You shape them, add to them, take some things away again. Eventually you find you have a story. It came out of nowhere and now here it is. It has a life of its own. It manages to stand on its own legs and it can make you smile or cry or even despair. You look at it from all sides, add some more here, subtract a little there. You seek the impossible, you seek perfection.
There are moments when you will think it worthless. You will think you failed. You wonder how you could ever birth such a thing, where it came from and what you’re meant to be doing with or about it. Then you discover that you loved it all along and want to keep it save and sound and let no harm come to it.
And maybe it’s not perfect. Maybe it’s not what you imagine it should be. Maybe there will always be the worry that it might not be able to survive on its own.
That is when you have to let it go. Like parents with children, we will never stop worrying about the stories we gave birth to. We did all we could, hopefully it was our best, then we just have to let go. Trying to change them or influence them may very well turn back on us. It could get ugly.
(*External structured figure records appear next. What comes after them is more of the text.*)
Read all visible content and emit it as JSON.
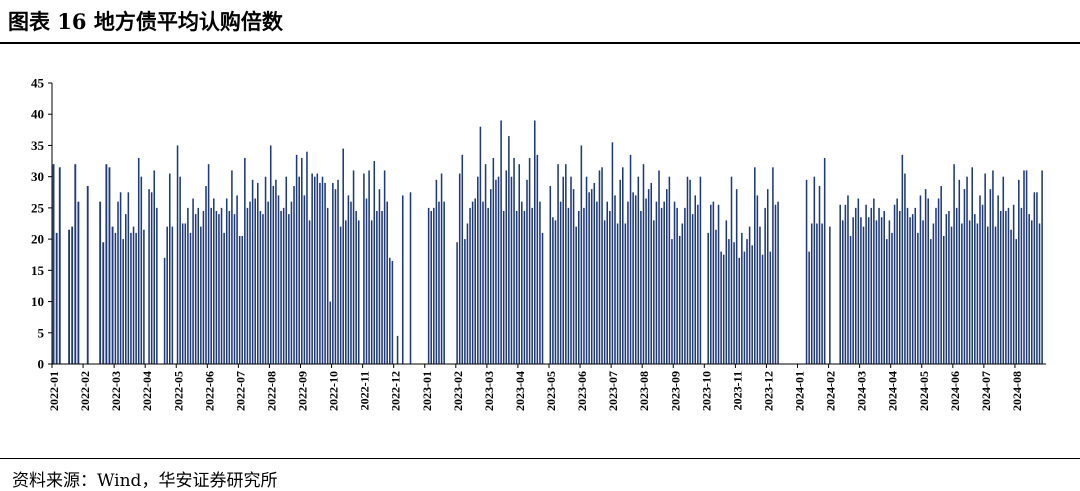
{
  "header": {
    "title": "图表 16 地方债平均认购倍数"
  },
  "footer": {
    "source": "资料来源：Wind，华安证券研究所"
  },
  "colors": {
    "bar": "#1f3a7a",
    "axis": "#000000",
    "rule": "#000000"
  },
  "chart_data": {
    "type": "bar",
    "title": "",
    "xlabel": "",
    "ylabel": "",
    "ylim": [
      0,
      45
    ],
    "yticks": [
      0,
      5,
      10,
      15,
      20,
      25,
      30,
      35,
      40,
      45
    ],
    "grid": false,
    "legend": "none",
    "x_tick_labels": [
      "2022-01",
      "2022-02",
      "2022-03",
      "2022-04",
      "2022-05",
      "2022-06",
      "2022-07",
      "2022-08",
      "2022-09",
      "2022-10",
      "2022-11",
      "2022-12",
      "2023-01",
      "2023-02",
      "2023-03",
      "2023-04",
      "2023-05",
      "2023-06",
      "2023-07",
      "2023-08",
      "2023-09",
      "2023-10",
      "2023-11",
      "2023-12",
      "2024-01",
      "2024-02",
      "2024-03",
      "2024-04",
      "2024-05",
      "2024-06",
      "2024-07",
      "2024-08"
    ],
    "months": [
      {
        "month": "2022-01",
        "values": [
          32,
          21,
          31.5,
          0,
          0,
          21.5,
          22,
          32,
          26,
          0
        ]
      },
      {
        "month": "2022-02",
        "values": [
          0,
          28.5,
          0,
          0,
          0,
          26,
          19.5,
          32,
          31.5,
          22
        ]
      },
      {
        "month": "2022-03",
        "values": [
          21,
          26,
          27.5,
          20,
          24,
          27.5,
          21,
          22,
          21,
          33,
          30,
          21.5
        ]
      },
      {
        "month": "2022-04",
        "values": [
          0,
          28,
          27.5,
          31,
          25,
          0,
          0,
          17,
          22,
          30.5,
          22,
          0
        ]
      },
      {
        "month": "2022-05",
        "values": [
          35,
          30,
          22.5,
          22.5,
          25,
          21,
          26.5,
          24,
          25,
          22,
          24.5,
          28.5
        ]
      },
      {
        "month": "2022-06",
        "values": [
          32,
          25,
          26.5,
          24.5,
          24,
          25,
          21,
          26.5,
          24.5,
          31,
          24,
          27
        ]
      },
      {
        "month": "2022-07",
        "values": [
          20.5,
          20.5,
          33,
          25,
          26,
          29.5,
          26.5,
          29,
          24.5,
          24,
          30,
          26
        ]
      },
      {
        "month": "2022-08",
        "values": [
          35,
          28.5,
          29.5,
          27,
          24.5,
          25,
          30,
          24,
          26,
          28.5,
          33.5,
          30
        ]
      },
      {
        "month": "2022-09",
        "values": [
          33,
          27,
          34,
          23,
          30.5,
          30,
          30.5,
          29,
          30,
          29,
          25,
          10
        ]
      },
      {
        "month": "2022-10",
        "values": [
          29,
          28,
          29.5,
          22,
          34.5,
          23,
          27,
          26,
          31,
          24.5,
          23,
          0
        ]
      },
      {
        "month": "2022-11",
        "values": [
          30.5,
          26.5,
          31,
          23,
          32.5,
          24.5,
          28,
          24.5,
          31,
          26,
          17,
          16.5
        ]
      },
      {
        "month": "2022-12",
        "values": [
          0,
          4.5,
          0,
          27,
          0,
          0,
          27.5,
          0,
          0,
          0,
          0,
          0
        ]
      },
      {
        "month": "2023-01",
        "values": [
          0,
          25,
          24.5,
          25,
          29.5,
          26,
          30.5,
          26,
          0,
          0,
          0,
          0
        ]
      },
      {
        "month": "2023-02",
        "values": [
          19.5,
          30.5,
          33.5,
          20,
          22.5,
          25,
          26,
          26.5,
          30,
          38,
          26,
          32
        ]
      },
      {
        "month": "2023-03",
        "values": [
          25,
          28,
          33,
          29.5,
          30,
          39,
          24.5,
          31,
          36.5,
          30,
          33,
          24.5
        ]
      },
      {
        "month": "2023-04",
        "values": [
          32,
          26,
          24.5,
          29.5,
          33,
          25,
          39,
          33.5,
          26,
          21,
          0,
          0
        ]
      },
      {
        "month": "2023-05",
        "values": [
          28.5,
          23.5,
          23,
          32,
          26,
          30,
          32,
          25,
          30,
          28,
          22,
          24.5
        ]
      },
      {
        "month": "2023-06",
        "values": [
          35,
          25,
          30,
          27.5,
          28,
          29,
          26,
          31,
          31.5,
          23,
          26,
          24.5
        ]
      },
      {
        "month": "2023-07",
        "values": [
          35.5,
          27,
          22.5,
          29.5,
          31.5,
          22.5,
          26,
          33.5,
          27.5,
          27,
          30,
          24.5
        ]
      },
      {
        "month": "2023-08",
        "values": [
          32,
          26.5,
          28,
          29,
          23,
          26,
          31,
          25,
          26,
          28,
          30,
          20
        ]
      },
      {
        "month": "2023-09",
        "values": [
          26,
          25,
          20.5,
          22.5,
          25,
          30,
          29.5,
          24,
          27,
          25.5,
          30,
          0
        ]
      },
      {
        "month": "2023-10",
        "values": [
          0,
          21,
          25.5,
          26,
          21.5,
          25.5,
          18,
          17.5,
          23,
          20,
          30,
          19.5
        ]
      },
      {
        "month": "2023-11",
        "values": [
          28,
          17,
          21,
          18,
          20,
          22,
          19,
          31.5,
          27,
          22,
          17.5,
          25
        ]
      },
      {
        "month": "2023-12",
        "values": [
          28,
          18,
          31.5,
          25.5,
          26,
          0,
          0,
          0,
          0,
          0,
          0,
          0
        ]
      },
      {
        "month": "2024-01",
        "values": [
          0,
          0,
          0,
          29.5,
          18,
          22.5,
          30,
          22.5,
          28.5,
          22.5,
          33,
          0
        ]
      },
      {
        "month": "2024-02",
        "values": [
          22,
          0,
          0,
          0,
          25.5,
          23,
          25.5,
          27,
          20.5,
          23.5,
          25,
          26.5
        ]
      },
      {
        "month": "2024-03",
        "values": [
          23.5,
          22,
          25.5,
          23.5,
          25,
          26.5,
          23,
          25,
          23.5,
          24.5,
          20,
          23
        ]
      },
      {
        "month": "2024-04",
        "values": [
          21,
          25.5,
          26.5,
          24.5,
          33.5,
          30.5,
          25,
          23.5,
          24,
          25,
          21,
          27
        ]
      },
      {
        "month": "2024-05",
        "values": [
          23,
          28,
          26.5,
          20,
          22.5,
          25,
          26.5,
          28.5,
          20.5,
          24,
          24.5,
          22
        ]
      },
      {
        "month": "2024-06",
        "values": [
          32,
          25,
          29.5,
          22.5,
          28,
          30,
          23,
          31.5,
          24,
          22.5,
          27,
          25.5
        ]
      },
      {
        "month": "2024-07",
        "values": [
          30.5,
          22,
          28,
          31,
          22,
          27,
          24.5,
          30,
          24.5,
          25,
          21.5,
          25.5
        ]
      },
      {
        "month": "2024-08",
        "values": [
          20,
          29.5,
          25,
          31,
          31,
          24,
          23,
          27.5,
          27.5,
          22.5,
          31,
          0
        ]
      }
    ]
  }
}
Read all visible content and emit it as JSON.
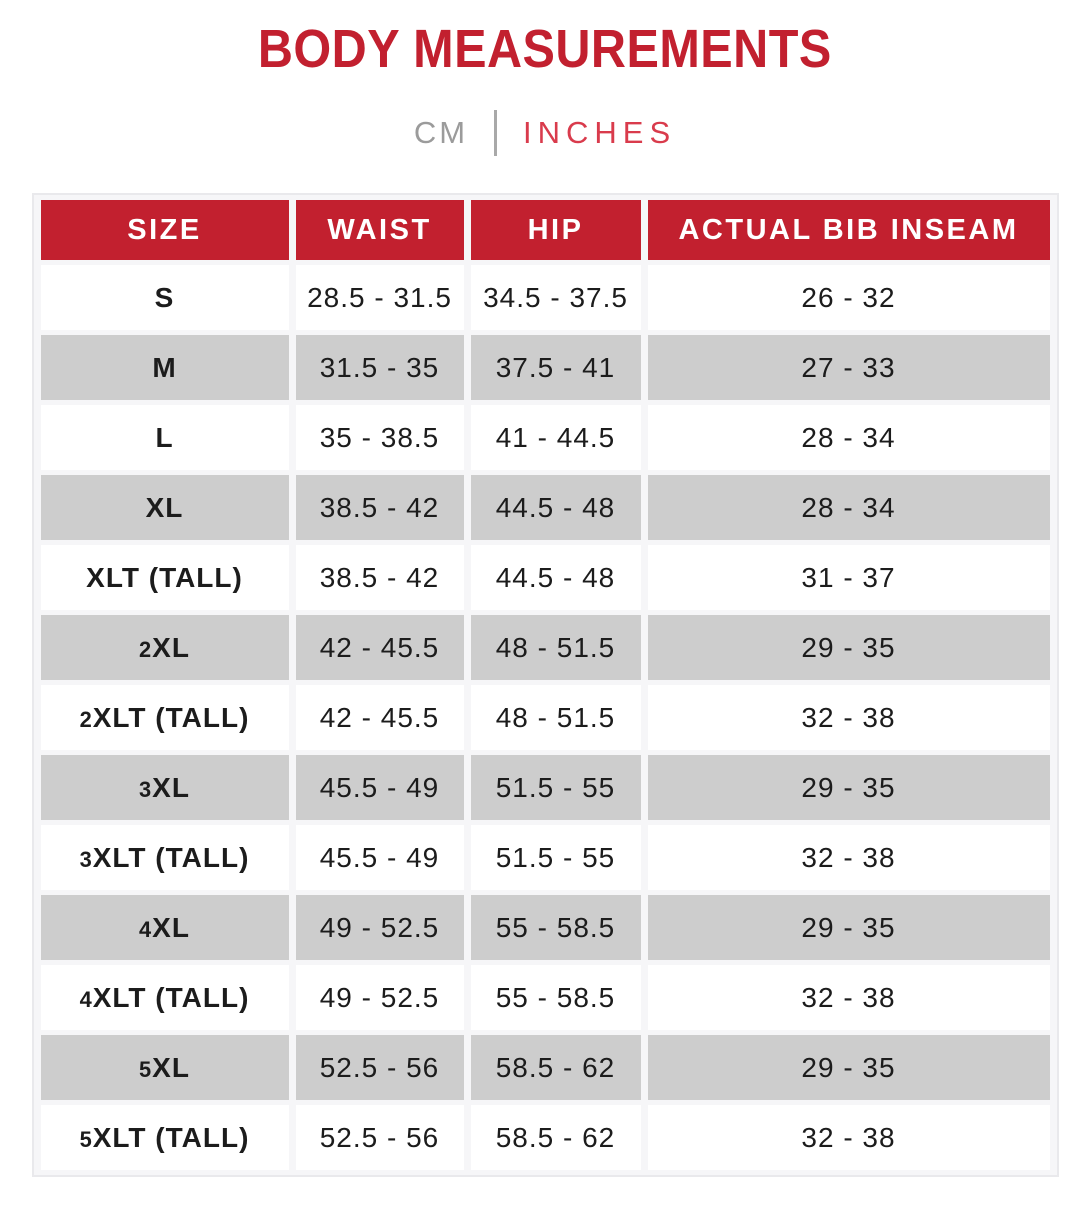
{
  "title": "BODY MEASUREMENTS",
  "unit_toggle": {
    "cm_label": "CM",
    "inches_label": "INCHES",
    "active_unit": "INCHES"
  },
  "colors": {
    "accent_red": "#C2202F",
    "active_unit_red": "#D93B4C",
    "inactive_gray": "#9B9B9B",
    "row_gray": "#CDCDCD",
    "body_text": "#1C1C1C",
    "table_border": "#E9E9EC"
  },
  "table": {
    "columns": [
      "SIZE",
      "WAIST",
      "HIP",
      "ACTUAL BIB INSEAM"
    ],
    "rows": [
      {
        "size": "S",
        "waist": "28.5 - 31.5",
        "hip": "34.5 - 37.5",
        "inseam": "26 - 32"
      },
      {
        "size": "M",
        "waist": "31.5 - 35",
        "hip": "37.5 - 41",
        "inseam": "27 - 33"
      },
      {
        "size": "L",
        "waist": "35 - 38.5",
        "hip": "41 - 44.5",
        "inseam": "28 - 34"
      },
      {
        "size": "XL",
        "waist": "38.5 - 42",
        "hip": "44.5 - 48",
        "inseam": "28 - 34"
      },
      {
        "size": "XLT (TALL)",
        "waist": "38.5 - 42",
        "hip": "44.5 - 48",
        "inseam": "31 - 37"
      },
      {
        "size": "2XL",
        "waist": "42 - 45.5",
        "hip": "48 - 51.5",
        "inseam": "29 - 35"
      },
      {
        "size": "2XLT (TALL)",
        "waist": "42 - 45.5",
        "hip": "48 - 51.5",
        "inseam": "32 - 38"
      },
      {
        "size": "3XL",
        "waist": "45.5 - 49",
        "hip": "51.5 - 55",
        "inseam": "29 - 35"
      },
      {
        "size": "3XLT (TALL)",
        "waist": "45.5 - 49",
        "hip": "51.5 - 55",
        "inseam": "32 - 38"
      },
      {
        "size": "4XL",
        "waist": "49 - 52.5",
        "hip": "55 - 58.5",
        "inseam": "29 - 35"
      },
      {
        "size": "4XLT (TALL)",
        "waist": "49 - 52.5",
        "hip": "55 - 58.5",
        "inseam": "32 - 38"
      },
      {
        "size": "5XL",
        "waist": "52.5 - 56",
        "hip": "58.5 - 62",
        "inseam": "29 - 35"
      },
      {
        "size": "5XLT (TALL)",
        "waist": "52.5 - 56",
        "hip": "58.5 - 62",
        "inseam": "32 - 38"
      }
    ]
  }
}
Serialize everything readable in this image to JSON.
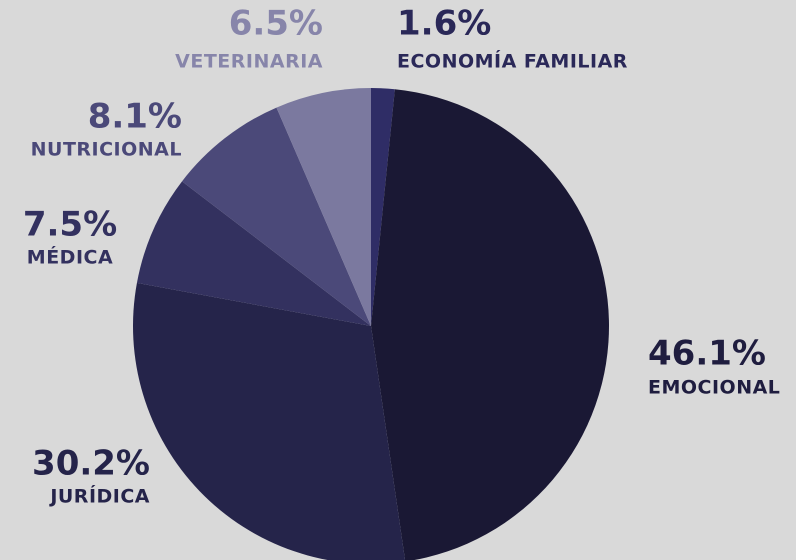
{
  "chart_data": {
    "type": "pie",
    "categories": [
      "ECONOMÍA FAMILIAR",
      "EMOCIONAL",
      "JURÍDICA",
      "MÉDICA",
      "NUTRICIONAL",
      "VETERINARIA"
    ],
    "values": [
      1.6,
      46.1,
      30.2,
      7.5,
      8.1,
      6.5
    ],
    "value_labels": [
      "1.6%",
      "46.1%",
      "30.2%",
      "7.5%",
      "8.1%",
      "6.5%"
    ],
    "colors": [
      "#2f2d66",
      "#1a1834",
      "#25244a",
      "#33315f",
      "#4b4979",
      "#7b799f"
    ],
    "label_colors": [
      "#2a2858",
      "#1f1d3f",
      "#25244a",
      "#33315f",
      "#4b4979",
      "#8785aa"
    ]
  }
}
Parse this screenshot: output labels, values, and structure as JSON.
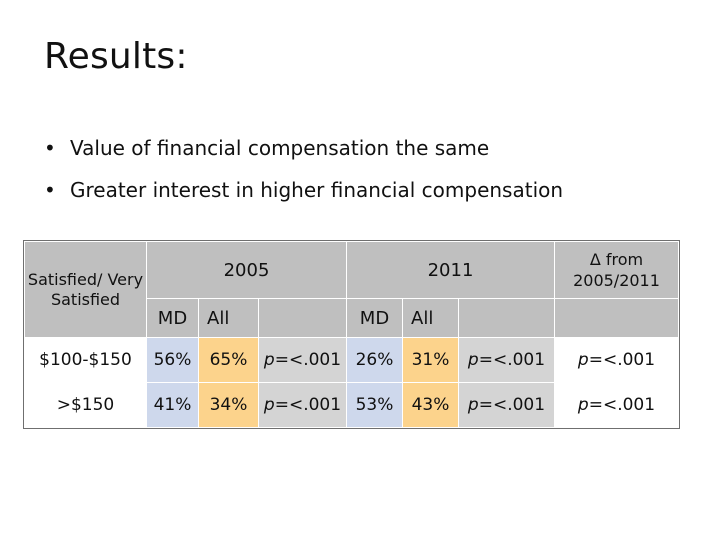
{
  "slide": {
    "title": "Results:",
    "bullets": [
      "Value of financial compensation the same",
      "Greater interest in higher financial compensation"
    ]
  },
  "table": {
    "header_label": "Satisfied/ Very Satisfied",
    "year_2005": "2005",
    "year_2011": "2011",
    "delta_label": "Δ from 2005/2011",
    "sub_md": "MD",
    "sub_all": "All",
    "p_prefix": "p",
    "p_suffix": "=<.001",
    "rows": [
      {
        "label": "$100-$150",
        "md_2005": "56%",
        "all_2005": "65%",
        "md_2011": "26%",
        "all_2011": "31%"
      },
      {
        "label": ">$150",
        "md_2005": "41%",
        "all_2005": "34%",
        "md_2011": "53%",
        "all_2011": "43%"
      }
    ],
    "colors": {
      "header": "#bfbfbf",
      "md": "#ced8ec",
      "all": "#fcd38c",
      "pvalue": "#d4d4d4"
    }
  }
}
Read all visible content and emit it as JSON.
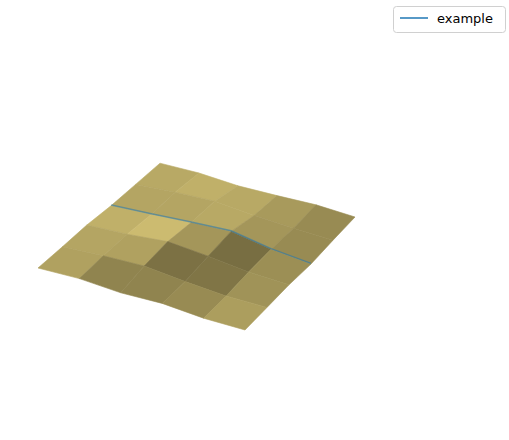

I have a hard time letting go. I wrote this story that I like, but it’s not perfect, I know that. I don’t know what I think of it, perhaps it is even a failure. But it’s there and whatever its intention was, I am unable to work more on it without destroying what I’ve written. I don’t want to do that.
It’s not that I am happy with it or that I don’t think it is the best it could be, it probably isn’t. I am simply at a point where I need to let it go. It will stand or it will fall, but trying to change it now, would do nothing for it. I would have to start from scratch, and maybe I will, one day.
I think, given a chance, most works would be rewritten by their authors, because of all the flaws only they can see and nobody else. But that would take away the gift they have given to those who thought the story flawless.
I may never be truly ready to let something I wrote go, but what would be the point in holding onto it? The thing is also, the more easily it came to me, the easier it is to just put it out there. But when I worked hard on it, that’s when it becomes difficult.
I’m letting it go. It’s all I can do, even though I don’t quite know how.